From AppleInsider’s “Respiratory study launches to discover how Apple Watch can predict COVID” posted Wednesday:

Researchers at the University of Washington have partnered with Apple to study how Apple Watch may be used to predict illnesses such as coronavirus, or flu.

As part of Apple’s series of health partnerships, the company is working with the University of Washington and the Seattle Flu Study. If accepted onto the coronavirus study program, participants will be provided with an Apple Watch.

“The goal of the study is to see if the information collected by the Apple Watch and iPhone can detect early signs of respiratory illnesses like COVID-19,” say the organizers on the recruitment page.

My take: I hope they also get a supply of masks.


  1. Rodney Avilla said:
    “early signs of respiratory illnesses like COVID-19”
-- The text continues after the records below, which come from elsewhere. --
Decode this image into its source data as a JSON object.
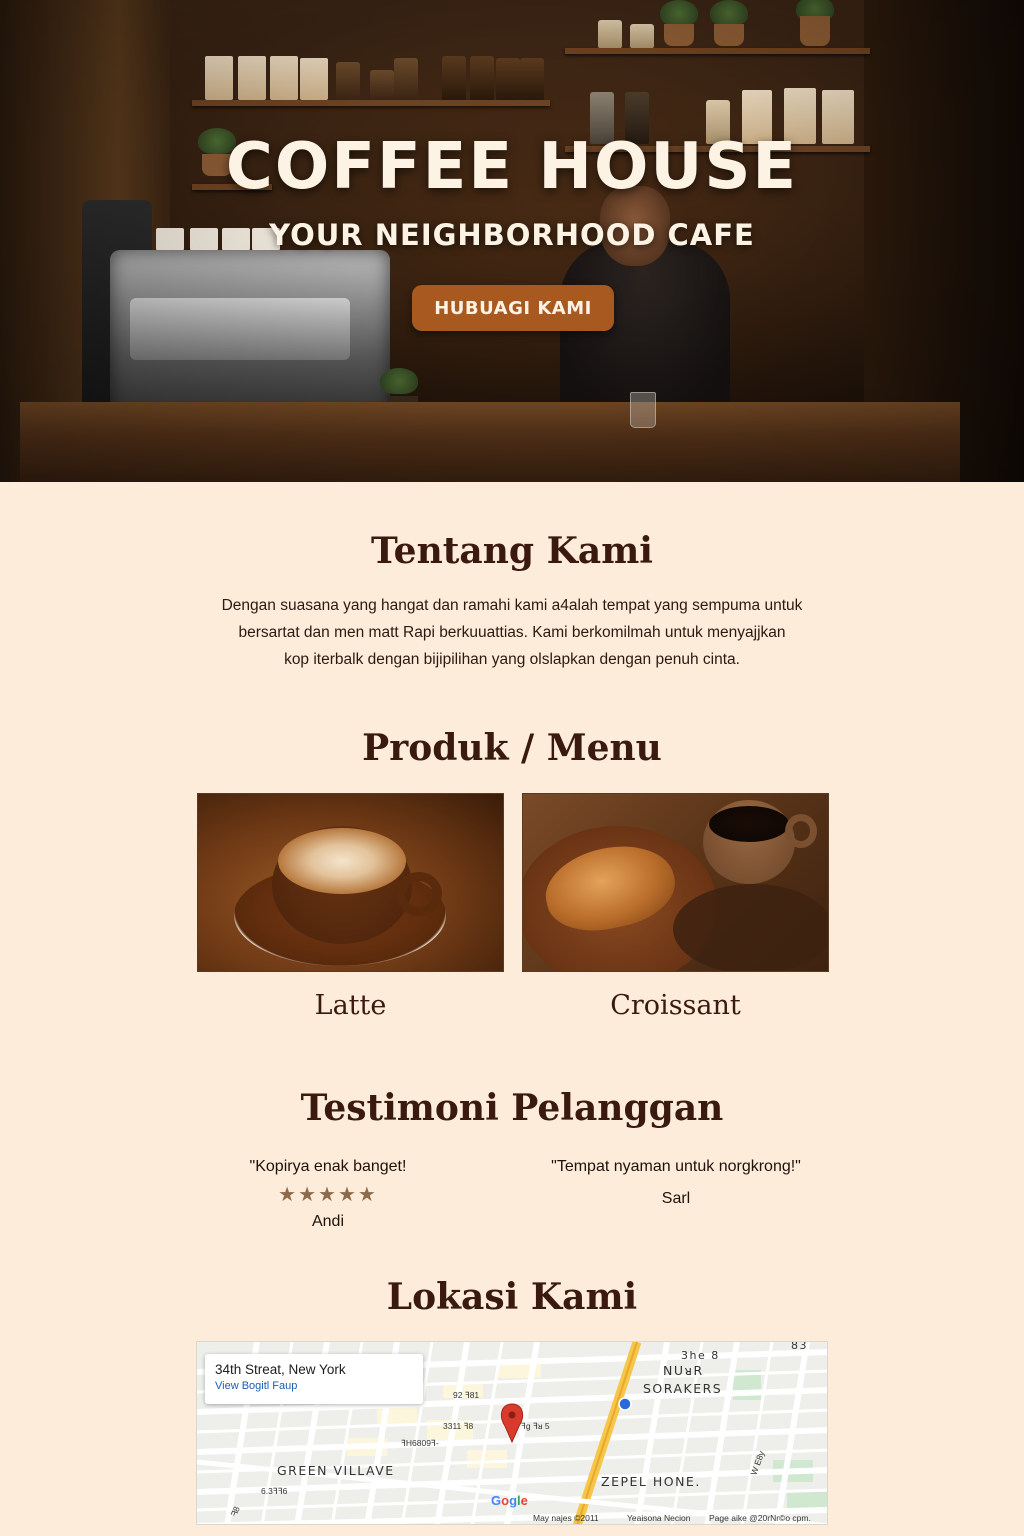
{
  "hero": {
    "title": "COFFEE HOUSE",
    "subtitle": "YOUR NEIGHBORHOOD CAFE",
    "cta_label": "HUBUAGI KAMI"
  },
  "about": {
    "title": "Tentang Kami",
    "lines": [
      "Dengan suasana yang hangat dan ramahi kami a4alah tempat yang sempuma untuk",
      "bersartat dan men matt Rapi berkuuattias. Kami berkomilmah untuk menyajjkan",
      "kop iterbalk dengan bijipilihan yang olslapkan dengan penuh cinta."
    ]
  },
  "menu": {
    "title": "Produk / Menu",
    "items": [
      {
        "name": "Latte"
      },
      {
        "name": "Croissant"
      }
    ]
  },
  "testimonials": {
    "title": "Testimoni Pelanggan",
    "items": [
      {
        "quote": "\"Kopirya enak banget!",
        "stars": "★★★★★",
        "rating": 5,
        "name": "Andi"
      },
      {
        "quote": "\"Tempat nyaman untuk norgkrong!\"",
        "name": "Sarl"
      }
    ]
  },
  "location": {
    "title": "Lokasi Kami",
    "map": {
      "card_title": "34th Streat, New York",
      "card_link": "View Bogitl Faup",
      "labels": {
        "nuor": "NUᴚR",
        "sorakers": "SORAKERS",
        "green_villave": "GREEN VILLAVE",
        "zepel_hone": "ZEPEL HONE.",
        "the8": "3he 8",
        "s3": "83",
        "street_a": "92 ꟻ81",
        "street_b": "3311 ꟻ8",
        "street_c": "ꟻH6809ꟻ-",
        "street_d": "ꟻg ꟻᴚ 5",
        "street_e": "6.3ꟻꟻ6",
        "street_f": "W E8y",
        "street_g": "ᖷ8"
      },
      "google": [
        "G",
        "o",
        "g",
        "l",
        "e"
      ],
      "footer": [
        "May najes ©2011",
        "Yeaisona Necion",
        "Page aike @20rNr©o cpm."
      ]
    }
  },
  "colors": {
    "background": "#fcecd9",
    "heading": "#3a1a0e",
    "cta": "#a8591f",
    "star": "#8c6a4c"
  }
}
    Early signs of respiratory illnesses. Colds, flu’s, etc. Then they throw in the word “covid” to generate interest. At least they are smart enough to admit they can’t differentiate between respiratory illnesses, and do not claim they can tell specifically early signs of COVID, just illnesses like COVID. So my watch might be able to tell me if I’m ___________ (fill in any of the many signs of a respiratory illness- cough, sneeze, running nose, sinus congestion, nasal congestion, ears popping, loss of smell, etc, etc, etc, etc).
    AppleInsider tries to make it sound better by saying “illnesses such as coronavirus, or flu”. Most, by far most, respiratory illnesses are colds.
    Needless to say, as a medical doctor, I’m having a hard time seeing the importance of such a study. I can’t imagine a patient coming in the office and saying “my watch tells me I might be catching a cold”.

    April 15, 2021
  2. Michael Goldfeder said:
    @Rodney Avilla:
    Mark Gurman confirmed everything you just said and wanted to emphasize that his Apple Watch never told him about any respiratory conditions prior to a sneeze. It didn’t even tell him he should blow his nose. Confirming his ongoing belief that Apple no longer innovates.

    April 15, 2021
    • Rodney Avilla said:
      I don’t believe this study has any relationship to Apple ability to innovate, just the researchers at the University of Washington’s ability to try to get grant money. And maybe a few free watches.

      April 15, 2021
  3. Bart Yee said:
    Mount Sinai and Stanford have already completed similar studies looking at heart rate variability as a potential sign of Covid-19 symptoms, studies NOT funded by Apple. Whether one “can” fully detect Covid-19 symptoms ahead of actual diagnosis or full blown disease is what the studies are investigating. Could be useful for another round of a future pandemic, especially for healthcare or frontline workers.